Either way, I told Kirsten that the timing of everything that seems to be happening just now was nothing short of providential. I find it hard to think it coincidental that just as we wrestle through all that has happened and all we’ve learned in our journey thus far and are drawn into a community that we feel called to be the church with- a community that really seems to have a mission that they’re working on together in direct response to what they hear God telling them as they do the hard work of paying attention to what he’s up to- just as we are finally ready to learn what can be learned from our spectacular failure to follow Jesus as we might or should have a decade ago, just then Circle of Hope rolls into town in the form of Joshua and the Carnival de Resistance.

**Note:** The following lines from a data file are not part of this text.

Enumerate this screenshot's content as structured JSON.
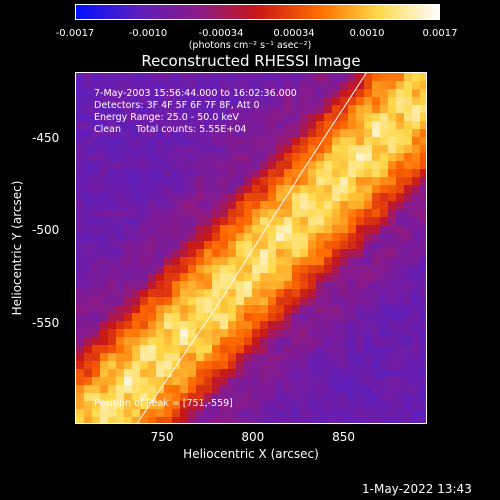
{
  "colorbar": {
    "ticks": [
      "-0.0017",
      "-0.0010",
      "-0.00034",
      "0.00034",
      "0.0010",
      "0.0017"
    ],
    "units": "(photons cm⁻² s⁻¹ asec⁻²)",
    "colors": [
      "#0011ff",
      "#5a1fc0",
      "#8a1a8a",
      "#c81818",
      "#ff6a00",
      "#ffd84a",
      "#ffffff"
    ]
  },
  "chart_data": {
    "type": "heatmap",
    "title": "Reconstructed RHESSI Image",
    "xlabel": "Heliocentric X (arcsec)",
    "ylabel": "Heliocentric Y (arcsec)",
    "xlim": [
      702,
      896
    ],
    "ylim": [
      -605,
      -414
    ],
    "xticks": [
      "750",
      "800",
      "850"
    ],
    "yticks": [
      "-450",
      "-500",
      "-550"
    ],
    "annotations": [
      "7-May-2003 15:56:44.000 to 16:02:36.000",
      "Detectors: 3F 4F 5F 6F 7F 8F, Att 0",
      "Energy Range: 25.0 - 50.0 keV",
      "Clean     Total counts: 5.55E+04"
    ],
    "peak_label": "Position of Peak = [751,-559]",
    "peak": {
      "x": 751,
      "y": -559
    },
    "limb_curve": {
      "x": [
        735,
        780,
        825,
        862
      ],
      "y": [
        -605,
        -540,
        -470,
        -414
      ]
    }
  },
  "datestamp": "1-May-2022 13:43"
}
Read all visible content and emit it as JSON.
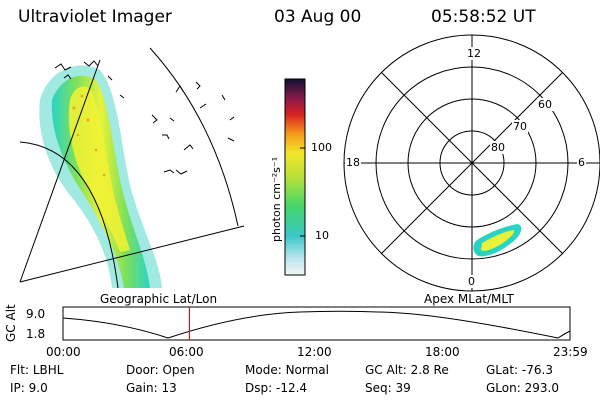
{
  "header": {
    "title": "Ultraviolet Imager",
    "date": "03 Aug 00",
    "time": "05:58:52 UT"
  },
  "colorbar": {
    "label": "photon cm⁻²s⁻¹",
    "ticks": [
      "100",
      "10"
    ]
  },
  "polar_plot": {
    "mlt_labels": {
      "top": "12",
      "left": "18",
      "right": "6",
      "bottom": "0"
    },
    "lat_labels": [
      "60",
      "70",
      "80"
    ]
  },
  "panels": {
    "left_label": "Geographic Lat/Lon",
    "right_label": "Apex MLat/MLT"
  },
  "altitude_plot": {
    "ylabel": "GC Alt",
    "yticks": [
      "9.0",
      "1.8"
    ],
    "xticks": [
      "00:00",
      "06:00",
      "12:00",
      "18:00",
      "23:59"
    ],
    "current_time_hours": 5.98,
    "marker_color": "#b22222"
  },
  "footer": {
    "rows": [
      [
        {
          "key": "Flt:",
          "value": "LBHL"
        },
        {
          "key": "Door:",
          "value": "Open"
        },
        {
          "key": "Mode:",
          "value": "Normal"
        },
        {
          "key": "GC Alt:",
          "value": "2.8 Re"
        },
        {
          "key": "GLat:",
          "value": "-76.3"
        }
      ],
      [
        {
          "key": "IP:",
          "value": "9.0"
        },
        {
          "key": "Gain:",
          "value": "13"
        },
        {
          "key": "Dsp:",
          "value": "-12.4"
        },
        {
          "key": "Seq:",
          "value": "39"
        },
        {
          "key": "GLon:",
          "value": "293.0"
        }
      ]
    ]
  }
}
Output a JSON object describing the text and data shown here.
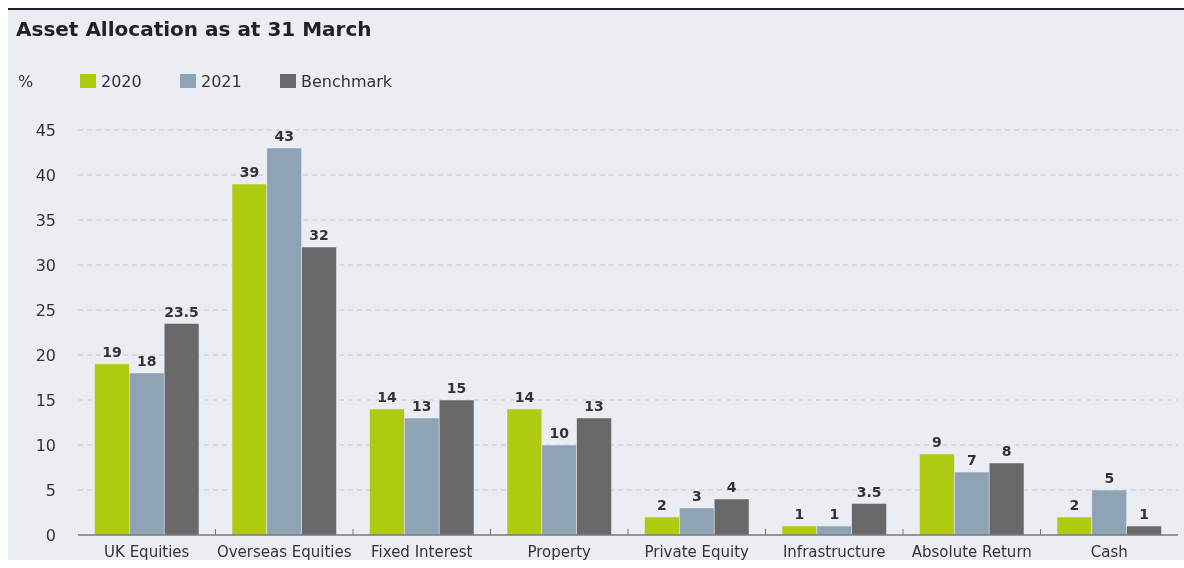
{
  "chart_data": {
    "type": "bar",
    "title": "Asset Allocation as at 31 March",
    "ylabel": "%",
    "categories": [
      "UK Equities",
      "Overseas Equities",
      "Fixed Interest",
      "Property",
      "Private Equity",
      "Infrastructure",
      "Absolute Return",
      "Cash"
    ],
    "series": [
      {
        "name": "2020",
        "color": "#b0c911",
        "values": [
          19,
          39,
          14,
          14,
          2,
          1,
          9,
          2
        ]
      },
      {
        "name": "2021",
        "color": "#8fa3b6",
        "values": [
          18,
          43,
          13,
          10,
          3,
          1,
          7,
          5
        ]
      },
      {
        "name": "Benchmark",
        "color": "#696969",
        "values": [
          23.5,
          32,
          15,
          13,
          4,
          3.5,
          8,
          1
        ]
      }
    ],
    "ylim": [
      0,
      45
    ],
    "yticks": [
      0,
      5,
      10,
      15,
      20,
      25,
      30,
      35,
      40,
      45
    ],
    "grid": "y",
    "legend": "top left",
    "data_labels": true
  }
}
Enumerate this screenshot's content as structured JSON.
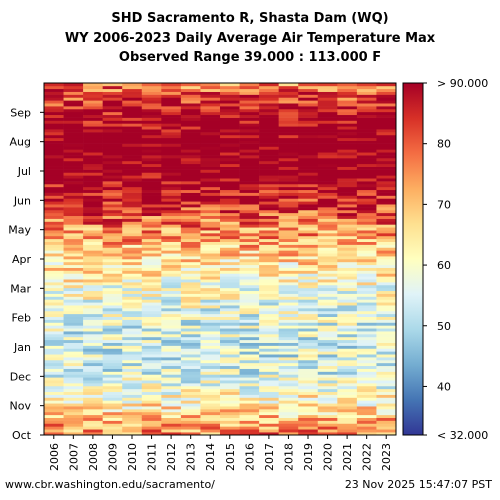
{
  "header": {
    "line1": "SHD Sacramento R, Shasta Dam (WQ)",
    "line2": "WY 2006-2023 Daily Average Air Temperature Max",
    "line3": "Observed Range 39.000 : 113.000 F"
  },
  "footer": {
    "source": "www.cbr.washington.edu/sacramento/",
    "timestamp": "23 Nov 2025 15:47:07 PST"
  },
  "chart_data": {
    "type": "heatmap",
    "x_categories": [
      "2006",
      "2007",
      "2008",
      "2009",
      "2010",
      "2011",
      "2012",
      "2013",
      "2014",
      "2015",
      "2016",
      "2017",
      "2018",
      "2019",
      "2020",
      "2021",
      "2022",
      "2023"
    ],
    "y_month_labels": [
      "Oct",
      "Nov",
      "Dec",
      "Jan",
      "Feb",
      "Mar",
      "Apr",
      "May",
      "Jun",
      "Jul",
      "Aug",
      "Sep"
    ],
    "colorbar": {
      "min": 32,
      "max": 90,
      "ticks": [
        40,
        50,
        60,
        70,
        80
      ],
      "min_label": "< 32.000",
      "max_label": "> 90.000",
      "colors": [
        "#313695",
        "#4575b4",
        "#74add1",
        "#abd9e9",
        "#e0f3f8",
        "#ffffbf",
        "#fee090",
        "#fdae61",
        "#f46d43",
        "#d73027",
        "#a50026"
      ]
    },
    "monthly_mean_estimate": {
      "months": [
        "Oct",
        "Nov",
        "Dec",
        "Jan",
        "Feb",
        "Mar",
        "Apr",
        "May",
        "Jun",
        "Jul",
        "Aug",
        "Sep"
      ],
      "values": [
        76,
        64,
        55,
        54,
        56,
        60,
        67,
        76,
        86,
        95,
        94,
        88
      ]
    },
    "missing_color": "#ffffff"
  }
}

In all this I hear Jesus asking me, “Do you love me?” He’s had to repeat it enough times for me to pay attention, but I’m answering, “yes, Lord,” and I want to do the work of feeding his sheep, of loving my neighbor in ways large and small, of being the church and living into a different story than the one being told by the dominant culture I live in. Jesus is wanted in Minneapolis, and I’m happy to join the radicals and dissidents that make up his “known associates.”